Unlocking new opportunities for education in support of development #CPT10

Why is this important?

The United Nations Sustainable Development Goal 4 calls on the global community to ensure inclusive and quality education for all and promote lifelong learning. This same vision is at the core of the Cape Town Declaration and is a shared value of what open education hopes to achieve. As a movement, we need to center the role of open education in advancing development around the world.

The challenges to expanding educational opportunities related to development are manifold. Too often, a barrier is supplying quality, locally-relevant educational materials, especially in underserved languages and regions that traditional market mechanisms do not prioritize.
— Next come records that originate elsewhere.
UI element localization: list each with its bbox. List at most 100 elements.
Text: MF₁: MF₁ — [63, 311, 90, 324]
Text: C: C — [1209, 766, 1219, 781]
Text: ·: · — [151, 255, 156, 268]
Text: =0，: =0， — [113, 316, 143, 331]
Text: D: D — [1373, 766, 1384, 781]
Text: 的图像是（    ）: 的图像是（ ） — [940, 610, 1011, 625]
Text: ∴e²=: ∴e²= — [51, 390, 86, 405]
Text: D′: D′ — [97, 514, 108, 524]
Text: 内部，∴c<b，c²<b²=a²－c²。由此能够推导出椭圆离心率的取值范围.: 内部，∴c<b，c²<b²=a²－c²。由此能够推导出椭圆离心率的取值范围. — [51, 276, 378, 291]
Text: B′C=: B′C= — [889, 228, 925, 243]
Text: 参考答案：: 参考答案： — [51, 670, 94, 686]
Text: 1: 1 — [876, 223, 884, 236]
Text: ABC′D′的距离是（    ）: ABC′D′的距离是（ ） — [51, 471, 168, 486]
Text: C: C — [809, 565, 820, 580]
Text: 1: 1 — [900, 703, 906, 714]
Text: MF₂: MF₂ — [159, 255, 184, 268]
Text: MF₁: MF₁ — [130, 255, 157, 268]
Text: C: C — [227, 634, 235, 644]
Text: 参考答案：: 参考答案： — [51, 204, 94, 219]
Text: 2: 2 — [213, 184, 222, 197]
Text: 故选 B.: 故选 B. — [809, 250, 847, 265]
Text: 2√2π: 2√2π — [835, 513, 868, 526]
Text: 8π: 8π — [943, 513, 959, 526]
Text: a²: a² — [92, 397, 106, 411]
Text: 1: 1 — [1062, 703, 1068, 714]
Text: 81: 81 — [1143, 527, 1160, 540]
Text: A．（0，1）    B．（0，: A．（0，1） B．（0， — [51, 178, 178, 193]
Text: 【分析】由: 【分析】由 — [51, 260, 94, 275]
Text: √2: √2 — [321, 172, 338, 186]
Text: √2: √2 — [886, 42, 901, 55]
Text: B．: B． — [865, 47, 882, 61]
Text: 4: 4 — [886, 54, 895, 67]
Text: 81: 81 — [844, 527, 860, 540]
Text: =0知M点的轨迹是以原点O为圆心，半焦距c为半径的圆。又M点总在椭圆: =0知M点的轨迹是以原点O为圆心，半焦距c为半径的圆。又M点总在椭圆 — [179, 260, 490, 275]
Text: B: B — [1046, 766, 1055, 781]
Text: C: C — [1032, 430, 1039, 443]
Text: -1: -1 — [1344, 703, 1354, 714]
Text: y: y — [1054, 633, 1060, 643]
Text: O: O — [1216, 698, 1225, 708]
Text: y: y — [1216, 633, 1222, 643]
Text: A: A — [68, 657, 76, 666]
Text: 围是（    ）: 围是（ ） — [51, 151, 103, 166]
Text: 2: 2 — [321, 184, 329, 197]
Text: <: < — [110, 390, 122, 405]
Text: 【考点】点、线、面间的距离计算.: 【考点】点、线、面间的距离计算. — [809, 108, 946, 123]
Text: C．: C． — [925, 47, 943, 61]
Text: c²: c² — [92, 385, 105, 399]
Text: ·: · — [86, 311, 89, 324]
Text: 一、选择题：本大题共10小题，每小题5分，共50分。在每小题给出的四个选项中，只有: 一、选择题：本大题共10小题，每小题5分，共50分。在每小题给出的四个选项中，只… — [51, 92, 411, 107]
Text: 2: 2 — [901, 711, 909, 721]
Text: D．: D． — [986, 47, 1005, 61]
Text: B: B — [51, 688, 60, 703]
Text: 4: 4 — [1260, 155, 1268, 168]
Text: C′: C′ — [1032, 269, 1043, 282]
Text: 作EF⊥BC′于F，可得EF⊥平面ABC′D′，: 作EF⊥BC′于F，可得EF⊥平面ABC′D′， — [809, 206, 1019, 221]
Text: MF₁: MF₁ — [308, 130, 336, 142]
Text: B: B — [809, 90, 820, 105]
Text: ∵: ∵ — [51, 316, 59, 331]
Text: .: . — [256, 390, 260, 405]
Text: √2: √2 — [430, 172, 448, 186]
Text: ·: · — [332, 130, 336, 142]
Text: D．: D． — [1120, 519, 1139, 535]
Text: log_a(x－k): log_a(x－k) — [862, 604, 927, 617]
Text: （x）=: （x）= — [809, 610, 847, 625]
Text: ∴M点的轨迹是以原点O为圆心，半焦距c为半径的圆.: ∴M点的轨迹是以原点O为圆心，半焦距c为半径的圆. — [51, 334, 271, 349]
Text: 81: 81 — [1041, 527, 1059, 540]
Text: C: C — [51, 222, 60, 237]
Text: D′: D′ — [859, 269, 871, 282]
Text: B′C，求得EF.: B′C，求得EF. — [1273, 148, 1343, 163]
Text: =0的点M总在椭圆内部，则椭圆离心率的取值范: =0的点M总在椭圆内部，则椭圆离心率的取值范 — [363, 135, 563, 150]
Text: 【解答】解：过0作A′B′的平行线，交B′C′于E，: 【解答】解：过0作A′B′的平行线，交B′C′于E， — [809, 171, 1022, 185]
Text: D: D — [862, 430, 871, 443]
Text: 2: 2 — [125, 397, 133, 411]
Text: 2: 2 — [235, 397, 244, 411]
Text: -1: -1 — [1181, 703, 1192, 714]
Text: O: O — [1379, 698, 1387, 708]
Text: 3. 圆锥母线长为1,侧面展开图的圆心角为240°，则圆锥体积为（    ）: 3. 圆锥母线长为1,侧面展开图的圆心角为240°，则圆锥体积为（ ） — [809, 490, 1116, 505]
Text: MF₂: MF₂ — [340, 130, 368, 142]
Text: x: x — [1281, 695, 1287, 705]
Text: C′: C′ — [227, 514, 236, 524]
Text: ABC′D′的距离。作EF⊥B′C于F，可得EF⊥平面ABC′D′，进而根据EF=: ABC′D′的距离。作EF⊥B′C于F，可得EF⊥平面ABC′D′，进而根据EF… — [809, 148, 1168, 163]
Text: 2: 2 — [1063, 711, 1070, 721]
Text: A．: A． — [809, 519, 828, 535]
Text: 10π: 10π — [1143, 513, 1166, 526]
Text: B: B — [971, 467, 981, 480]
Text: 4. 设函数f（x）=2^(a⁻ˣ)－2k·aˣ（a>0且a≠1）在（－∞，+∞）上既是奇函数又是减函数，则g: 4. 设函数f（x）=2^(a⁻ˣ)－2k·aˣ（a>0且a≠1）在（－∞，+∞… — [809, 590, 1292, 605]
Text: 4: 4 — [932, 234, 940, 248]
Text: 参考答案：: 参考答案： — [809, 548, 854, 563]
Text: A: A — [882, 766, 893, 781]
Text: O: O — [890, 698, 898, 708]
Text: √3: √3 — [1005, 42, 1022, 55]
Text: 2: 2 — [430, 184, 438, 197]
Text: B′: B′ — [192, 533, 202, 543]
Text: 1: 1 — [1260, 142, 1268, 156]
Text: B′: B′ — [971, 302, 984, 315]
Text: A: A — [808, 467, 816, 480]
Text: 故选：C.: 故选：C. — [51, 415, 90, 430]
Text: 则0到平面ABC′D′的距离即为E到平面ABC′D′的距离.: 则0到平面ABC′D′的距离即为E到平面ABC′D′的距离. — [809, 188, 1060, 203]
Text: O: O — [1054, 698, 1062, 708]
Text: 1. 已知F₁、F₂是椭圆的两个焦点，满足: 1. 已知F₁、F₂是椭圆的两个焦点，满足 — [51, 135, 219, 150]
Other challenges may be infrastructural, including the connectivity, power, or transportation systems needed for materials to reach students, especially in rural areas. Where access to technology is expanding, teacher training and digital literacy skills may not have caught up. While the specifics vary widely across countries and contexts, a common thread is that traditional approaches are not working and new approaches are needed.

What is the opportunity?

Open education creates opportunities for new approaches to learning resource development, including strategies and methods for reusing, translating, and adapting openly licensed content. Storyweaver by Pratham books is a great example of a project taking a new approach, allowing anyone to contribute by translating books into their own local language, or even create new stories based on pictures and illustrations shared by others. Books are openly licensed, and can be downloaded and printed locally.

Opportunities for localizing and distributing OER at scale are also expanding, including through the use of mobile devices. In Senegal, which has one of the fastest growing markets for self-paced online education, the project SeeSD is translating and adapting STEM OER to fit local needs. African Virtual University created an OER repository for African educators to share OER they create with each other and the world.

Access to educational materials is important, but not enough. There must be an equal emphasis on ensuring that teachers and schools are equipped with the training and support needed to discover, adapt, and effectively make use of OER with students, including basic digital literacy. Open education can provide new approaches here too, for example TESS-India is a professional development program to support the adoption of more learner-centred, effective classroom pedagogy with OER to benefit students.

How can you get involved?
  • Get involved as translator or content creator in projects like Storyweaver or African Storybook that support the production of locally relevant educational resources.
  • OER creators should follow best practices in making editable source files available, which makes it easier for others to translate and localize materials. Where possible, avoid proprietary formats that require the purchase of software to make changes.
  • Talk about open education as a pathway to address Sustainable Development Goal 4. The SDGs have high visibility in international circles, and this can help raise awareness of open education, and vice versa.
  • Review the study results from the Research on Open Educational Resources for Development (ROER4D) to understand more about OER in developing contexts.